Okuyan'ın soL'a yaptığı seçim değerlendirmesi şöyle:

'Bu siyasi partiler ve seçim kanunu ve YSK ile sağlıklı, adil bir seçim imkansızdır'

YSK’nın bugünkü yapılanmasıyla Türkiye’de sağlıklı bir seçim yapılması imkansızdır. “Muhalefet”in de orada temsilci bulundurması, YSK’nın bu adaletsizliğini gizlemektedir. Türkiye’nin sorunlarından biri, açık adaletsizliklerin ve gayrı meşrulukları sorgulayacak bir toplumsal direnç yaratılamamış olmasıdır. Bu siyasi partiler ve seçim kanunu ve YSK ile sağlıklı, adil bir seçim imkansızdır. Ancak bunu sadece TKP’nin söylemesi yetmiyor.

'Düzen muhalefeti toplumu uyuşturmaktadır'

Seçmen kayıt listeleri, mükerrer oy kullanımına açık olan uygulamalar, bütün bunların karşısında temel yaptırım seçimlerin meşru olmadığını söyleyebilmek ve asgari koşullar sağlanmadan yapılacak seçimleri tanımamaktır. Ancak düzen muhalefeti her defasında “ne yaparlarsa yapsınlar bu seçimleri alırız” iyimserliğini yayarak toplumu uyuşturmaktadır.

Erdoğan’ın diploması, Erdoğan’ın üçüncü kez adaylığı gibi konularda zirveye çıkan hukuksuzluk karşısında tavır alınmadığında seçimlerdeki usülsüzlükler karşısında tavır almak imkansızdır. Bu seçimlerde sonucu değiştirecek bir usülüsüzlüğün yapılıp yapılmadığının hiçbir önemi yoktur. Sorun, sistemin her tür sahteciliğe açık olmasıdır. Muhalefet “parmak boyası” ısrarında bile bulunmamış, topluma gerçek karşılığı olmayan bir iyimserliği dayatmıştır.

'Binlerce sandıkta katılım yüzde 100’ün üzerinde'

“Örgütlenmek gerek” dediğimizde “öfff, siz de hep bunu söylüyorsunuz” diye tepki verenler, parayı basarak seçim güvenliğinin alınmayacağını gördüklerinde iş işten geçmişti.

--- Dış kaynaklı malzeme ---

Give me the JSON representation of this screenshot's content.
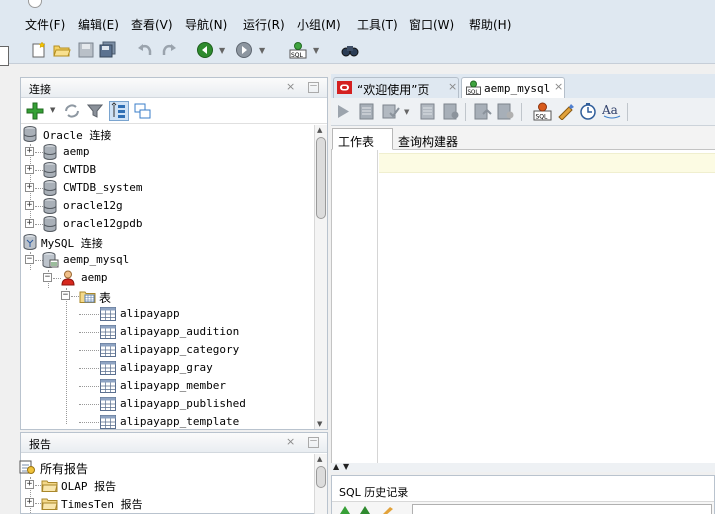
{
  "menubar": {
    "items": [
      "文件(F)",
      "编辑(E)",
      "查看(V)",
      "导航(N)",
      "运行(R)",
      "小组(M)",
      "工具(T)",
      "窗口(W)",
      "帮助(H)"
    ]
  },
  "toolbar": {
    "icons": [
      "new-icon",
      "open-icon",
      "save-icon",
      "save-all-icon",
      "undo-icon",
      "redo-icon",
      "back-icon",
      "forward-icon",
      "sql-worksheet-icon",
      "find-db-object-icon"
    ]
  },
  "connections_panel": {
    "title": "连接",
    "close_glyph": "×",
    "minimize_glyph": "－",
    "tree": {
      "oracle_group": "Oracle 连接",
      "oracle_items": [
        "aemp",
        "CWTDB",
        "CWTDB_system",
        "oracle12g",
        "oracle12gpdb"
      ],
      "mysql_group": "MySQL 连接",
      "mysql_connection": "aemp_mysql",
      "schema": "aemp",
      "tables_folder": "表",
      "tables": [
        "alipayapp",
        "alipayapp_audition",
        "alipayapp_category",
        "alipayapp_gray",
        "alipayapp_member",
        "alipayapp_published",
        "alipayapp_template"
      ]
    }
  },
  "reports_panel": {
    "title": "报告",
    "close_glyph": "×",
    "minimize_glyph": "－",
    "tree": {
      "all_reports": "所有报告",
      "items": [
        "OLAP 报告",
        "TimesTen 报告"
      ]
    }
  },
  "editor": {
    "tabs": [
      {
        "label": "“欢迎使用”页",
        "close": "×"
      },
      {
        "label": "aemp_mysql",
        "close": "×"
      }
    ],
    "subtabs": [
      "工作表",
      "查询构建器"
    ]
  },
  "history_panel": {
    "title": "SQL 历史记录"
  },
  "colors": {
    "chrome_bg": "#dfe8f1",
    "current_line": "#fcfbe3",
    "oracle_red": "#d42020",
    "green_plus": "#2f9a2f"
  }
}
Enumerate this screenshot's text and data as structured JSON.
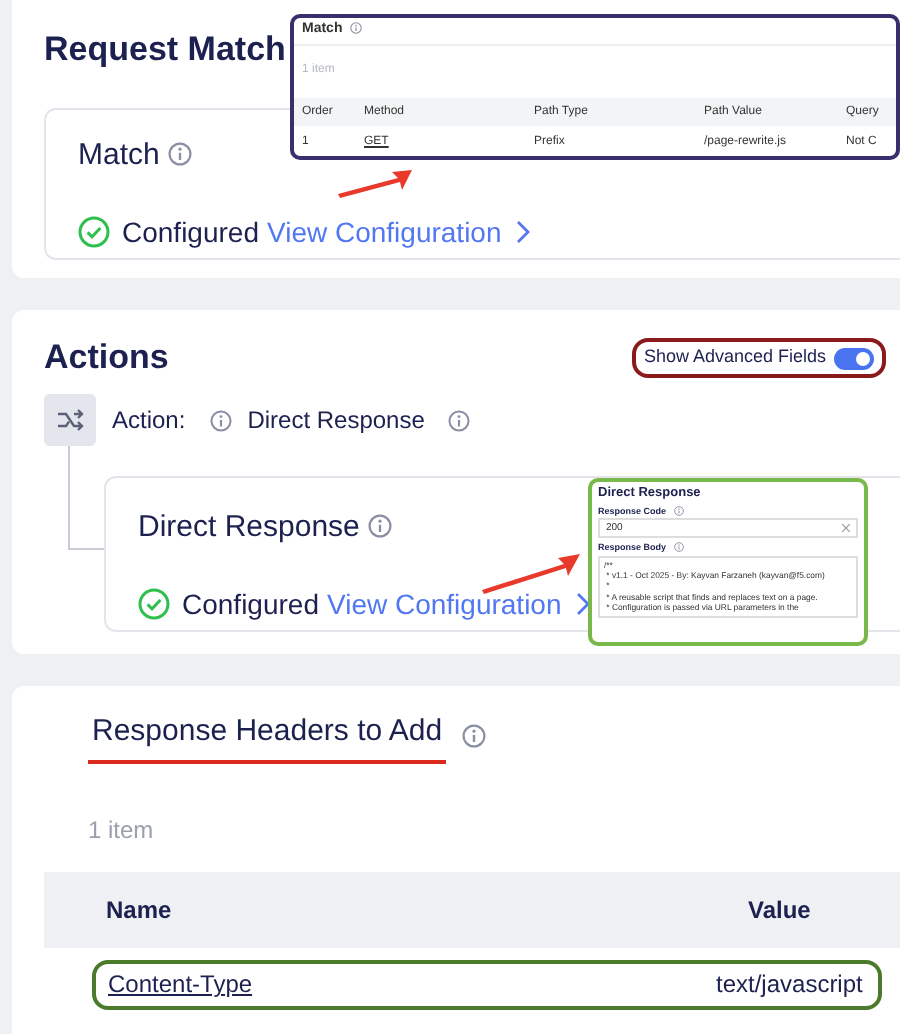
{
  "request_match": {
    "title": "Request Match",
    "match": {
      "title": "Match",
      "status": "Configured",
      "link": "View Configuration",
      "configured": true
    }
  },
  "match_popup": {
    "title": "Match",
    "count": "1 item",
    "columns": [
      "Order",
      "Method",
      "Path Type",
      "Path Value",
      "Query"
    ],
    "rows": [
      {
        "order": "1",
        "method": "GET",
        "path_type": "Prefix",
        "path_value": "/page-rewrite.js",
        "query": "Not C"
      }
    ]
  },
  "actions": {
    "title": "Actions",
    "toggle": {
      "label": "Show Advanced Fields",
      "on": true
    },
    "action": {
      "prefix": "Action:",
      "name": "Direct Response"
    },
    "direct_response": {
      "title": "Direct Response",
      "status": "Configured",
      "link": "View Configuration",
      "configured": true
    }
  },
  "direct_response_popup": {
    "title": "Direct Response",
    "code_label": "Response Code",
    "code_value": "200",
    "body_label": "Response Body",
    "body_lines": [
      "/**",
      " * v1.1 - Oct 2025 - By: Kayvan Farzaneh (kayvan@f5.com)",
      " *",
      " * A reusable script that finds and replaces text on a page.",
      " * Configuration is passed via URL parameters in the"
    ]
  },
  "response_headers": {
    "title": "Response Headers to Add",
    "count": "1 item",
    "columns": [
      "Name",
      "Value"
    ],
    "rows": [
      {
        "name": "Content-Type",
        "value": "text/javascript"
      }
    ]
  }
}
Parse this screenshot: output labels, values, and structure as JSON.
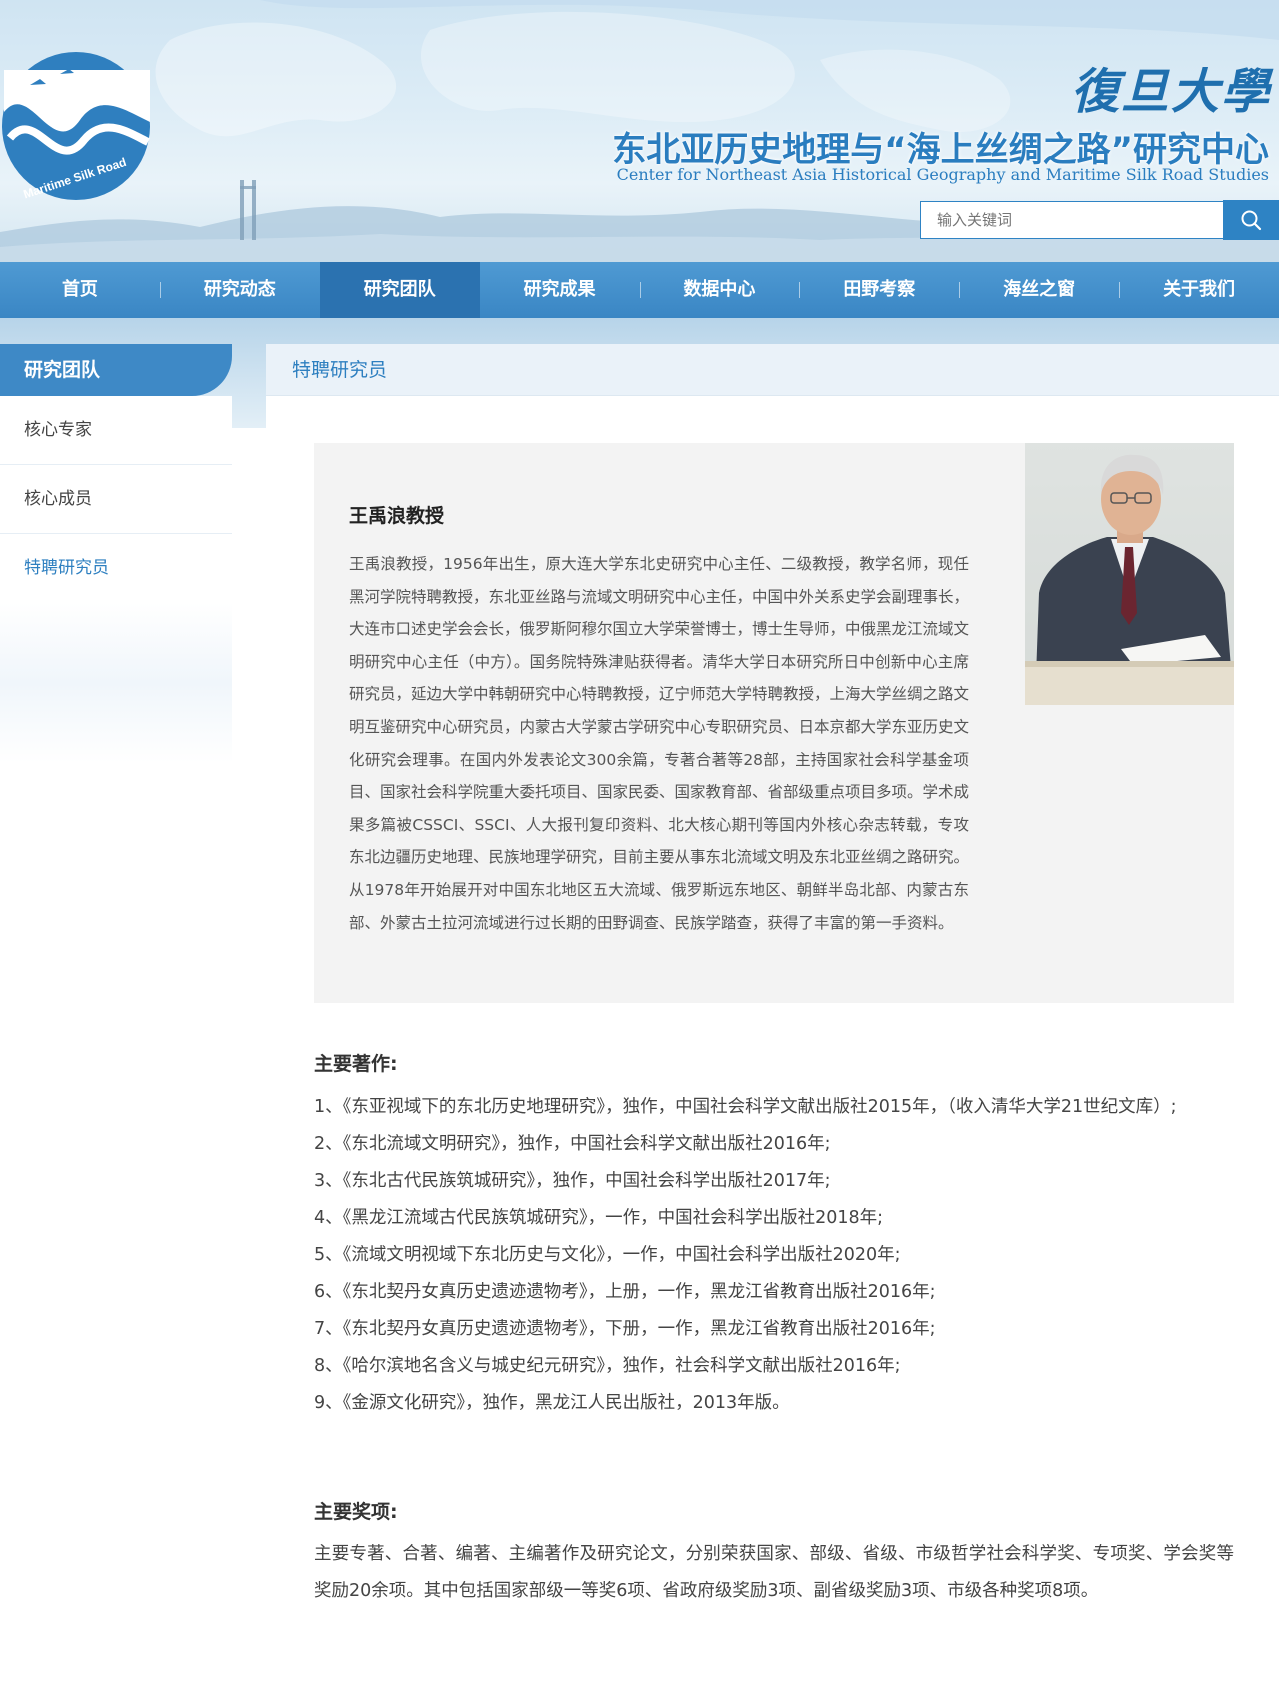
{
  "header": {
    "logo_text": "Maritime Silk Road",
    "university_name": "復旦大學",
    "center_name_cn": "东北亚历史地理与“海上丝绸之路”研究中心",
    "center_name_en": "Center for Northeast Asia Historical Geography and Maritime Silk Road Studies",
    "search_placeholder": "输入关键词"
  },
  "nav": {
    "items": [
      "首页",
      "研究动态",
      "研究团队",
      "研究成果",
      "数据中心",
      "田野考察",
      "海丝之窗",
      "关于我们"
    ],
    "active": "研究团队"
  },
  "sidebar": {
    "title": "研究团队",
    "items": [
      "核心专家",
      "核心成员",
      "特聘研究员"
    ],
    "active": "特聘研究员"
  },
  "main": {
    "title": "特聘研究员"
  },
  "profile": {
    "name": "王禹浪教授",
    "bio": "王禹浪教授，1956年出生，原大连大学东北史研究中心主任、二级教授，教学名师，现任黑河学院特聘教授，东北亚丝路与流域文明研究中心主任，中国中外关系史学会副理事长，大连市口述史学会会长，俄罗斯阿穆尔国立大学荣誉博士，博士生导师，中俄黑龙江流域文明研究中心主任（中方）。国务院特殊津贴获得者。清华大学日本研究所日中创新中心主席研究员，延边大学中韩朝研究中心特聘教授，辽宁师范大学特聘教授，上海大学丝绸之路文明互鉴研究中心研究员，内蒙古大学蒙古学研究中心专职研究员、日本京都大学东亚历史文化研究会理事。在国内外发表论文300余篇，专著合著等28部，主持国家社会科学基金项目、国家社会科学院重大委托项目、国家民委、国家教育部、省部级重点项目多项。学术成果多篇被CSSCI、SSCI、人大报刊复印资料、北大核心期刊等国内外核心杂志转载，专攻东北边疆历史地理、民族地理学研究，目前主要从事东北流域文明及东北亚丝绸之路研究。 从1978年开始展开对中国东北地区五大流域、俄罗斯远东地区、朝鲜半岛北部、内蒙古东部、外蒙古土拉河流域进行过长期的田野调查、民族学踏查，获得了丰富的第一手资料。"
  },
  "works": {
    "heading": "主要著作:",
    "items": [
      "1、《东亚视域下的东北历史地理研究》，独作，中国社会科学文献出版社2015年，（收入清华大学21世纪文库）;",
      "2、《东北流域文明研究》，独作，中国社会科学文献出版社2016年;",
      "3、《东北古代民族筑城研究》，独作，中国社会科学出版社2017年;",
      "4、《黑龙江流域古代民族筑城研究》，一作，中国社会科学出版社2018年;",
      "5、《流域文明视域下东北历史与文化》，一作，中国社会科学出版社2020年;",
      "6、《东北契丹女真历史遗迹遗物考》，上册，一作，黑龙江省教育出版社2016年;",
      "7、《东北契丹女真历史遗迹遗物考》，下册，一作，黑龙江省教育出版社2016年;",
      "8、《哈尔滨地名含义与城史纪元研究》，独作，社会科学文献出版社2016年;",
      "9、《金源文化研究》，独作，黑龙江人民出版社，2013年版。"
    ]
  },
  "awards": {
    "heading": "主要奖项:",
    "text": "主要专著、合著、编著、主编著作及研究论文，分别荣获国家、部级、省级、市级哲学社会科学奖、专项奖、学会奖等奖励20余项。其中包括国家部级一等奖6项、省政府级奖励3项、副省级奖励3项、市级各种奖项8项。"
  },
  "colors": {
    "primary_blue": "#3e89c6",
    "nav_active": "#2b72b0",
    "link_blue": "#2d7fc0"
  }
}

Millet İttifakı’nın sandıkların tamamından veri alamamasının nedeni ne olabilir?

Dün söylediğim gibi binlerce sandıkta katılımın yüzde 100’ün üzerinde olduğu bir seçimde, bu rakamların yanıtını veremeyen bir muhalefetin halkı oyalamakta iktidarla işbirliği yaptığını söylemek zorundayız. “Bu rakamları nereden aldınız” diye soranla sözümüz şudur: Bu rakamlar ortada, gizli değil. Sandık sandık belli.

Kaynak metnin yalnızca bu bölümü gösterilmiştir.